With just 10 days left to campaign and the number of toss-up states seeming to diminish, Sens. John McCain and Barack Obama spent yesterday crisscrossing the Rocky Mountain West in pursuit of undecided voters.
For McCain, the task is more urgent, as he acknowledged in an appearance before a small crowd of fewer than 1,000 people yesterday morning at the New Mexico state fairgrounds here.
"Ten days to go, we're a few points down, and the pundits, of course, as they have, four or five times, have written us off," McCain said. "Sen. Obama is measuring the drapes and planning with Speaker Pelosi and Sen. Reid to raise taxes, increase spending and concede defeat in Iraq."
The candidates' focus on New Mexico, Colorado and Nevada -- the three southwestern states that border McCain's home base, Arizona -- underscores the changing electoral map in this presidential race, with Obama scheduled to campaign today in Colorado. Taken together, the 19 electoral votes in the region could offset a loss for Obama in one of such larger battleground states as Florida or Ohio.
In the case of McCain, a come-from-behind win in one or more of the Mountain states could help make up for a loss in such places as Virginia, where his advisers say he could fall short.
Obama's position appears to be solidifying elsewhere, and he has the luxury of devoting more time to the Southwest, which polls also show starting to tilt his way.
Obama and McCain have visited New Mexico six times during the campaign, and Obama was to hold a rally here last night after spending the day in Reno and Las Vegas, the same cities where the Republican vice-presidential nominee, Gov. Sarah Palin of Alaska, stumped earlier in the week.
Underscoring the stakes in New Mexico, where voting began Oct. 18 and Democrats are outvoting Republicans 56 to 33 percent, McCain and Sen.

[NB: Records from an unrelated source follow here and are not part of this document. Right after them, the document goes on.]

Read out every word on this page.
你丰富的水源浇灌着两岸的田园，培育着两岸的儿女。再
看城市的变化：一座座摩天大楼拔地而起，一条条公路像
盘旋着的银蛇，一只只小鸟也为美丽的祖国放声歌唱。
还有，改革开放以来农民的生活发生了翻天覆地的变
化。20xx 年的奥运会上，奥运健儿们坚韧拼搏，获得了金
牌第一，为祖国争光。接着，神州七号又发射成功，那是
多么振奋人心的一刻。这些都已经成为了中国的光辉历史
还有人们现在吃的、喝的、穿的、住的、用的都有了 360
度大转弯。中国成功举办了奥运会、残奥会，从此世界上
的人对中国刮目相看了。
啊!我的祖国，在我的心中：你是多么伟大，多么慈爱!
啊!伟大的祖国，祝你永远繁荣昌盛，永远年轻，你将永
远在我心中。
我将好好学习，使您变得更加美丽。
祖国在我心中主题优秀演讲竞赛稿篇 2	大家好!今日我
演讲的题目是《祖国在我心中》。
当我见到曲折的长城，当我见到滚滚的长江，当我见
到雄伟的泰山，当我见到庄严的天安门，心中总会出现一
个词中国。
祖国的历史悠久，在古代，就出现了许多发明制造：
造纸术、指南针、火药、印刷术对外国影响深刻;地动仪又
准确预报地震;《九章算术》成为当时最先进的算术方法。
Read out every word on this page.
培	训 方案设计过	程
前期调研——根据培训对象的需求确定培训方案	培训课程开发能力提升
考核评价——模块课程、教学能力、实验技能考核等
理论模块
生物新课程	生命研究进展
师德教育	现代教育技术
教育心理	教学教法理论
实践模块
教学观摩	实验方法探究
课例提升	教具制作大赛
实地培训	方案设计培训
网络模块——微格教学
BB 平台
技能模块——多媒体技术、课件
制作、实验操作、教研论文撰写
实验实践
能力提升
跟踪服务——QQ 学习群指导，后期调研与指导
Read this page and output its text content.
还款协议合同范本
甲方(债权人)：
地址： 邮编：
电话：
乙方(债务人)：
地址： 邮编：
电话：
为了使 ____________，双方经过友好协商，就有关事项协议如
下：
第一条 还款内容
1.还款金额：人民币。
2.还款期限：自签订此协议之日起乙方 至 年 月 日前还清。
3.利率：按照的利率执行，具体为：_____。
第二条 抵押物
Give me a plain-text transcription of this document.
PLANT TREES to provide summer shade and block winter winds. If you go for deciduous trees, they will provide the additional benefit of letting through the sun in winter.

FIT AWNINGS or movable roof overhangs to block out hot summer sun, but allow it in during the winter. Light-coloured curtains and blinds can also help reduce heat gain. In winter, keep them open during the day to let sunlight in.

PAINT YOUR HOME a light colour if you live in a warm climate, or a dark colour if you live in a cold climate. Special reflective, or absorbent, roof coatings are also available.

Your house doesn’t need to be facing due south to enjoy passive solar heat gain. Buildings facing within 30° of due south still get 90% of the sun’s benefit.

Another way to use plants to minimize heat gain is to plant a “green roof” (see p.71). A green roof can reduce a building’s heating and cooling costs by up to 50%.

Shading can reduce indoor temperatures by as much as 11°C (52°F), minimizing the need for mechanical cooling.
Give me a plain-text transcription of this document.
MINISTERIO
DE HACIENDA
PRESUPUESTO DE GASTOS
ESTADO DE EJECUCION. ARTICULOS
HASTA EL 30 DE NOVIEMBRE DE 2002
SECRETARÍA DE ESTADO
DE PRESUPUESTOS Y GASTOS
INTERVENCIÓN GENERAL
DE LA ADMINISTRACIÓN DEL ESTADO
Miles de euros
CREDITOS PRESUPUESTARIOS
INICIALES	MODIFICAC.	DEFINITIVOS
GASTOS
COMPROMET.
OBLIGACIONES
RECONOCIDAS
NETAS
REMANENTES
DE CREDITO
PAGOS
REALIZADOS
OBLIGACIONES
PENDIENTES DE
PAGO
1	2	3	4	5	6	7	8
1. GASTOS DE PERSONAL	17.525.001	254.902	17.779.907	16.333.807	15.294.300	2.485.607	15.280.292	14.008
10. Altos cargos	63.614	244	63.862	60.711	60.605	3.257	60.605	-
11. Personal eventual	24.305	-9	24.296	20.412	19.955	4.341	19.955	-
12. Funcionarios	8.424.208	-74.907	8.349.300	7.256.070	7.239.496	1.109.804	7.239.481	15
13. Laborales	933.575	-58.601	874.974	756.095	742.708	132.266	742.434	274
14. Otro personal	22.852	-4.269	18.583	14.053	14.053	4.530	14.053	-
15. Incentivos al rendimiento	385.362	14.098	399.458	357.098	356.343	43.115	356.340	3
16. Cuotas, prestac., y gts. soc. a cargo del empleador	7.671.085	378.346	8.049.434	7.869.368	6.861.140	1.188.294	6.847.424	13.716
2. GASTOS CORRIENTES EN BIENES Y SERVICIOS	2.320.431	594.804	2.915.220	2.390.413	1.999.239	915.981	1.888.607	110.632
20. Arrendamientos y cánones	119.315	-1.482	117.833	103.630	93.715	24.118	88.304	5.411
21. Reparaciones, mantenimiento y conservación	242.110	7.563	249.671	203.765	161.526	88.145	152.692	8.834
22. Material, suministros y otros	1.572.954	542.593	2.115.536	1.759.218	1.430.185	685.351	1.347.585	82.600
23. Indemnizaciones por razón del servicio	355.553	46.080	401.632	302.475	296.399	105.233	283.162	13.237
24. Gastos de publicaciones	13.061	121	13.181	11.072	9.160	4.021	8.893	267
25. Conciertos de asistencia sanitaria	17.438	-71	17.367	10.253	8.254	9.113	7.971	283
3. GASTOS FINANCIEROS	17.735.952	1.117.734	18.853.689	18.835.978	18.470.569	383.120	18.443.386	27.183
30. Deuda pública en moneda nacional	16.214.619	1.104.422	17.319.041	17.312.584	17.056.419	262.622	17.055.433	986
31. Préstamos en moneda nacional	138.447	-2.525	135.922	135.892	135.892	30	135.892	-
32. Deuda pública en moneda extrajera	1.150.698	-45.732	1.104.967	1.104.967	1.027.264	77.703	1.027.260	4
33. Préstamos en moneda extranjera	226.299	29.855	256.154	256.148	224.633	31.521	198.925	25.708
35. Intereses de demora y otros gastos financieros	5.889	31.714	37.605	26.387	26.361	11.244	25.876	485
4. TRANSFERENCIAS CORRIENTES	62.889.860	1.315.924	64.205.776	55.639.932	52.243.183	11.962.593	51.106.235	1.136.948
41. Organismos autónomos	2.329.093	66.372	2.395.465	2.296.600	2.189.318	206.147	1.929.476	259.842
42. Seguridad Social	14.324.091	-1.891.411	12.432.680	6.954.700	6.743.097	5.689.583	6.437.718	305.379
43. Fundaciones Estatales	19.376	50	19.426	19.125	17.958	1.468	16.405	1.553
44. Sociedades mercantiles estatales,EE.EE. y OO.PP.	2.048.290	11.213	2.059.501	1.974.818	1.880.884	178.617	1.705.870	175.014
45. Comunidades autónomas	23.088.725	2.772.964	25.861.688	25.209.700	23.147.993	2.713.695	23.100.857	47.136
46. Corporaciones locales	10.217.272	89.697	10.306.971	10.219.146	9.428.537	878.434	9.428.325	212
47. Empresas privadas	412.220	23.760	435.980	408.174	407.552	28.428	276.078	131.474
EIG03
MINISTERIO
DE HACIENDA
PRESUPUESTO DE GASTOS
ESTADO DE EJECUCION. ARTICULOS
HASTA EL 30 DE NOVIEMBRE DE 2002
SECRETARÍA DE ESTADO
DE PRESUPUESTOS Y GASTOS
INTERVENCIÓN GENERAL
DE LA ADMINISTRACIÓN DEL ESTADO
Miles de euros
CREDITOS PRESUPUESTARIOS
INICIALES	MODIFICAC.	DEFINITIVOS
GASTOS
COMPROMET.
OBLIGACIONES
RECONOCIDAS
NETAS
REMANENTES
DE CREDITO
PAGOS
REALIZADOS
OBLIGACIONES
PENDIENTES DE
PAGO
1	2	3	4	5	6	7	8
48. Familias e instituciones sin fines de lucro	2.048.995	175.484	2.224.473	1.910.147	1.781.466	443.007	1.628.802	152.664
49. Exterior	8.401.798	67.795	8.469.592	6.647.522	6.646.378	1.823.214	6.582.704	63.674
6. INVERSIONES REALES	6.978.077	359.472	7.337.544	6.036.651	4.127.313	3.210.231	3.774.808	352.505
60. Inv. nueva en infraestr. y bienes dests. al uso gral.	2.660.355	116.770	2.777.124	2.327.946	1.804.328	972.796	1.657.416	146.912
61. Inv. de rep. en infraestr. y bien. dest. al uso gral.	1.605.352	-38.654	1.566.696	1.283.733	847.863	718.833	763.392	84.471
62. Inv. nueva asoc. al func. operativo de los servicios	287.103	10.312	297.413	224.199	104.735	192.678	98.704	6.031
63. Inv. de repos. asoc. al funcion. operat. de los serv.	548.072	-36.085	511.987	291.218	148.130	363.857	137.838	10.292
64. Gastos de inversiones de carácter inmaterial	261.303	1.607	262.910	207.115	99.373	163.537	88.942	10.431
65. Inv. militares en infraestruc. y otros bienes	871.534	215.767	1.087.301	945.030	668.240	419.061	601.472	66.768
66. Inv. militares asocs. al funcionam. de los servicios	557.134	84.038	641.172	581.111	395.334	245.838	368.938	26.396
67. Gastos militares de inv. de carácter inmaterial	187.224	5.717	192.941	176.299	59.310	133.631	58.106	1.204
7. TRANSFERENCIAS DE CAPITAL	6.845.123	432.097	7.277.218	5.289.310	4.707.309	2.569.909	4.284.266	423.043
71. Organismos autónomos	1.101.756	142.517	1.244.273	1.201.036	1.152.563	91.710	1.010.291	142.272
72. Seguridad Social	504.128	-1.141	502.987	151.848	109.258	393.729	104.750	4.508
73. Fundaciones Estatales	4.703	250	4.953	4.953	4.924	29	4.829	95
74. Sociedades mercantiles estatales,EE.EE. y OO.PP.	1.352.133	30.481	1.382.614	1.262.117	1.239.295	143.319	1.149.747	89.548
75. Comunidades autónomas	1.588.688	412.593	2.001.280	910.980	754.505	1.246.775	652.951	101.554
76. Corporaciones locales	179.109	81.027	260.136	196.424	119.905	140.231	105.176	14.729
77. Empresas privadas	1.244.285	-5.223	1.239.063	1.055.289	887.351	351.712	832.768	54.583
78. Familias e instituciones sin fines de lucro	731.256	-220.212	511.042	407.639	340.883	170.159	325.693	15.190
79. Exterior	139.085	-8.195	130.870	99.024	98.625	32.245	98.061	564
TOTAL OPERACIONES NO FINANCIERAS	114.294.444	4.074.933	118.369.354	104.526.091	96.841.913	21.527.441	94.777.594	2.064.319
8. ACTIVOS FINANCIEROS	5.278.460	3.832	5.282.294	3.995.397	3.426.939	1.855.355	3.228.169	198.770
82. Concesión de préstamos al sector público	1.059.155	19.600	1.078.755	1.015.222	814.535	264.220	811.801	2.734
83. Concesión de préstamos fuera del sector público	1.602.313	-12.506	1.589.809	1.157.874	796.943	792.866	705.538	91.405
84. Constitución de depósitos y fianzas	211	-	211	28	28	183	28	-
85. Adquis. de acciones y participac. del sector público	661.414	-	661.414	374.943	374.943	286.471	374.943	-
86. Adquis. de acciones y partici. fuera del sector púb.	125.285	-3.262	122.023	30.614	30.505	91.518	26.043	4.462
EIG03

Hillary Rodham Clinton held dueling rallies later in the day in the southeast corner of the state. McCain spoke at a historical site near Las Cruces, and Clinton was in Sunland Park, a poor and overwhelmingly Hispanic suburb of El Paso, urging people to vote early.
Yesterday, Obama returned to the campaign trail, flying overnight to Nevada after making a one-day trip to Hawaii to see his grandmother, who is gravely ill.
At a morning stop in Reno, he told the crowd to avoid any sense of complacency in the closing stretch of the campaign, and his appearances in Nevada and New Mexico were intended to urge supporters to cast their ballots early so they can volunteer on Election Day and get first-time voters to the polls.
"We're going to have to work, and struggle and fight for every single one of those 10 days to move our country in a new direction," Obama said, speaking at a baseball stadium. "We cannot let up, and we won't."
He thanked people for sending their thoughts, prayers and flowers to his grandmother, the woman who played a large role in rearing him. "It meant the world to me," he said. "It meant the world to her."
As the poll numbers continue to swing against McCain, he has broadened his line of attack against Obama to emphasize what might be called a "checks and balances" argument. He and his surrogates are increasingly pitching a McCain presidency as a brake on what they portray as a runaway Congress dominated by "tax-and-spend" Democrats unwilling to defend America abroad.
"He's going to be Nancy Pelosi and Harry Reid's worst nightmare," Sen. Lindsey Graham of South Carolina said -- referring to the House speaker and Senate majority leader -- in introducing McCain at a rally in Durango, Colo., on Friday night. Minutes later, McCain picked up the theme when he said, "We can't have Obama, Pelosi and Reid running Washington."
In Sioux City, Iowa, yesterday, Palin also warned against letting Democrats control the House, Senate and the White House and accused Obama of wanting to put into effect policies that would amount to socialism.
"What you would find is more and more reliance on government to take care of us," she said at a rally, "to make our decisions for us, as they spread our income and our assets around."
Across the country, in Virginia, Sen. Joseph Biden, Obama's running mate, struck a different tone in his effort to extend the Democratic electoral map. Biden said he and Obama were driven by the "overarching belief that for the good of the country we have to end these politics of division."
"I am so tired of seeing a map that is all blue on the edges and red in the middle," Biden, of Delaware, said in Suffolk, in the southern part of a state that rarely votes Democratic but that polls show is solidly behind Obama. "This country is too divided."
From New Mexico, McCain will head to Iowa, where Palin spent much of yesterday and where most polls show Obama is ahead. McCain fared poorly in Iowa in the Republican caucuses, in part because of his opposition to subsidies for corn ethanol, and even some of his supporters have questioned why he and Palin are still trying to compete there.
"I am puzzled by the decision, because it seems to me the most precious resource presidential and vice-presidential candidates have is their time," Joe Gaylord, a former executive director of the Iowa Republican Party, told The Des Moines Register. "And their appearances in Iowa, while perhaps inspirational to the base, might be better spent in other states now."